March 11, 1994
Media Contact: Joann Rodgers
Phone: (410) 955-8659
Some studies report that women and minority patients with heart disease are less likely to undergo sophisticated heart tests, suggesting that there could be some degree of discrimination in the care of these patients. But a new Johns Hopkins study says that educational achievement of patients may have a greater influence on the care patients get than gender, race or any other demographic factor.

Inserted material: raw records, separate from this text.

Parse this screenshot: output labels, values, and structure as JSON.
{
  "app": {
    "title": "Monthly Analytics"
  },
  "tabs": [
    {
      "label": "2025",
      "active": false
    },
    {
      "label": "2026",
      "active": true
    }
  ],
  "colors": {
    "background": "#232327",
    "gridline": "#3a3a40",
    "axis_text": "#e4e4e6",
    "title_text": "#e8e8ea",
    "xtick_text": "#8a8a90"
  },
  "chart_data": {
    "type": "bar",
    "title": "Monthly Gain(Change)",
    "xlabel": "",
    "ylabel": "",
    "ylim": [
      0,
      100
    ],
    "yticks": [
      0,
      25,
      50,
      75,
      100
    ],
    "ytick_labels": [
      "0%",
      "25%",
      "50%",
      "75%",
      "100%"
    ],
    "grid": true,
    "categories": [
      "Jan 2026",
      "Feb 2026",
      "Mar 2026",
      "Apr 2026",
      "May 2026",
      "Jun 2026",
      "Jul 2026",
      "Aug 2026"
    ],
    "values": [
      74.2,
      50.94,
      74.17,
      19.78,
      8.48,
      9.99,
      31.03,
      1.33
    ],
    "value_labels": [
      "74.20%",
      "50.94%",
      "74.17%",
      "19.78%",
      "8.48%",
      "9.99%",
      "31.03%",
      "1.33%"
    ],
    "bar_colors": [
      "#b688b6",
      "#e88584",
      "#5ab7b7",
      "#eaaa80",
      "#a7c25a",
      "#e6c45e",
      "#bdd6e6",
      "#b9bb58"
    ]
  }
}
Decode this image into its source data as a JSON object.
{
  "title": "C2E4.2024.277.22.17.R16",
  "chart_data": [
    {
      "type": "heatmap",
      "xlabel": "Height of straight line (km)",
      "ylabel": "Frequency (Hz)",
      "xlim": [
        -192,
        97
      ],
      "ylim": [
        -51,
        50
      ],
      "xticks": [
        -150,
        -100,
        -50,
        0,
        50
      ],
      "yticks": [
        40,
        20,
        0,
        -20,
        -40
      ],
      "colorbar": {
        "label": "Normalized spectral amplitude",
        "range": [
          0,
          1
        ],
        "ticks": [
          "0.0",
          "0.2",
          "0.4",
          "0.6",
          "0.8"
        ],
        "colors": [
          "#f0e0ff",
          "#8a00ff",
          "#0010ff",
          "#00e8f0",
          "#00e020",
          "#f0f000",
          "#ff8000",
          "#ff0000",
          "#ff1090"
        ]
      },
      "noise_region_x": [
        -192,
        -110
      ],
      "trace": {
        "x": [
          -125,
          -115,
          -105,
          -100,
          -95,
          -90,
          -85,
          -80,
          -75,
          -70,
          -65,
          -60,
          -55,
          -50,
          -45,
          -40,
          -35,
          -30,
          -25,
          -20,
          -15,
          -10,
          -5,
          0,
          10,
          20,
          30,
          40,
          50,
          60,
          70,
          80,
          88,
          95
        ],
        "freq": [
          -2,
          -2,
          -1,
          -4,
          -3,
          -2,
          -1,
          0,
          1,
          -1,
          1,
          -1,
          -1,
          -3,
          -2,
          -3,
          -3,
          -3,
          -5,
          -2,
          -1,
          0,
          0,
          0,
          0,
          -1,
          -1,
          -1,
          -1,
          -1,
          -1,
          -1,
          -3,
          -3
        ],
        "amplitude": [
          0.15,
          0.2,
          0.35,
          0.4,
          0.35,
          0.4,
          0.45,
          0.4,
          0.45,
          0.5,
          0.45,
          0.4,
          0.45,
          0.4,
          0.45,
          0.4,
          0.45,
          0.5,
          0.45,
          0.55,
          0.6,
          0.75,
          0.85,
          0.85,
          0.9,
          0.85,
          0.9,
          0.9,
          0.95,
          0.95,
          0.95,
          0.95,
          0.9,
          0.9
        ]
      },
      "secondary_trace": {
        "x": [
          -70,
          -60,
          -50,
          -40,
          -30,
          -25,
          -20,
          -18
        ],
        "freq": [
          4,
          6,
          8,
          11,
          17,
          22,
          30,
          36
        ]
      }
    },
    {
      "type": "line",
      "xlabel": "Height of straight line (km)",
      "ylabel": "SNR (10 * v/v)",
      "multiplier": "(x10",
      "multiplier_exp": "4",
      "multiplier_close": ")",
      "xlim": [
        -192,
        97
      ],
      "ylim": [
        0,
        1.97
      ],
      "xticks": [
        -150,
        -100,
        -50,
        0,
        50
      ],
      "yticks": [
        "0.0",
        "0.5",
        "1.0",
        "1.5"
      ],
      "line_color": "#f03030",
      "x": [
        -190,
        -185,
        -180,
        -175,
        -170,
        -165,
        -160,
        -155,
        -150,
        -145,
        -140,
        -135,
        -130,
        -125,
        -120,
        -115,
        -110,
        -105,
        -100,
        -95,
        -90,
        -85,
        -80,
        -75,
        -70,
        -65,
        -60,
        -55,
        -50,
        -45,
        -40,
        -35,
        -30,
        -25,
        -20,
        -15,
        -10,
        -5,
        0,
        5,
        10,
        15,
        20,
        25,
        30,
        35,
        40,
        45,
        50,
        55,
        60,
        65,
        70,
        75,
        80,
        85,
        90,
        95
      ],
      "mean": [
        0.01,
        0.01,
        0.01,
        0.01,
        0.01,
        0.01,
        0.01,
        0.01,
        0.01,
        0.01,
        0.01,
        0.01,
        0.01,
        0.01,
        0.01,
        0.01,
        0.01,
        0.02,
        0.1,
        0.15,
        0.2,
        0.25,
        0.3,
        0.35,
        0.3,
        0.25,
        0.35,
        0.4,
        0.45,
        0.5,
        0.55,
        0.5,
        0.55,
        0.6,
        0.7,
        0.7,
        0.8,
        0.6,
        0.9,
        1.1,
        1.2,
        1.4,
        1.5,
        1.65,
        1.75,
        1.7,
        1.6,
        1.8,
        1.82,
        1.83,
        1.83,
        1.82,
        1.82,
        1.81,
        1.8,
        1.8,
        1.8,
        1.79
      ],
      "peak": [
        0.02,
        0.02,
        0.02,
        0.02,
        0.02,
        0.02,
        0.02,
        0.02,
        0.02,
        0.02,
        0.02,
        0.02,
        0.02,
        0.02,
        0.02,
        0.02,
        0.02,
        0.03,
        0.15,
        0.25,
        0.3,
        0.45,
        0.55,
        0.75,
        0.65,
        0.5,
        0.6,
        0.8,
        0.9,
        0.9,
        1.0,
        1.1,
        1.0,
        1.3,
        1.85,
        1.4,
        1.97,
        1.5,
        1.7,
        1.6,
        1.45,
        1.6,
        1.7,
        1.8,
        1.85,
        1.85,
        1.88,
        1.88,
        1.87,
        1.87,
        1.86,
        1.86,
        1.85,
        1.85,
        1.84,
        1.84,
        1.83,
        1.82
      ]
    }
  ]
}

"Our results show that patients with less than a high school education were two and a half times more likely to disagree with or refuse their doctor's recommendation for cardiac catheterization,"says Daniel E. Ford, M.D., M.P.H., lead author of the Hopkins study, which is scheduled for presentation at the American College of Cardiology's 43rd Annual Scientific Session. The patients were interviewed at the time of their admission to the coronary care unit.
This study shows that as we continue to study the use of medical services like catheterization, we need to pay special attention to patient preferences and how we communicate to our patients," says Ford.
Catheterization, the use of dye injected into arteries to view the cardiovascular MI system, is a necessary first step to diagnosis and treatment.
"We need catheterization to determine if angioplasty or even bypass surgery is needed to help patients with heart disease," says Pascal Goldschmidt, M.D., a cardiologist and co-author of the study. "This report suggests to us that we need to be especially vigilant in how we communicate options and alternatives to patients' with lower levels of education. We need to take the time to be certain that all patients are able to make informed decisions about their care."
The researchers interviewed 272 patients just after they were admitted to two different coronary care units -- one at Johns Hopkins, the other at its affiliate, The Francis Scott Key Medical Center. The patients were asked to use a five-point scale (1 -agree, 5 - disagree), to rate their level of agreement with a recommendation for cardiac catheterization. Patients with more than a high school education had a mean score of 2.0, while those with less than a high school education (56 percent) had a mean score of 2.47, Fifty-eight percent of those interviewed were male, 25 percent were AfricanAmerican and 44 percent had a family income between $10,000 and $30,000. Cardiac critical care nurses were responsible for the patients' interviews, under the direction of Alison Schecter, who was a medical resident at Johns Hopkins. The study was supported by the Henry Ciccarone Center for the prevention of heart disease at Johns Hopkins.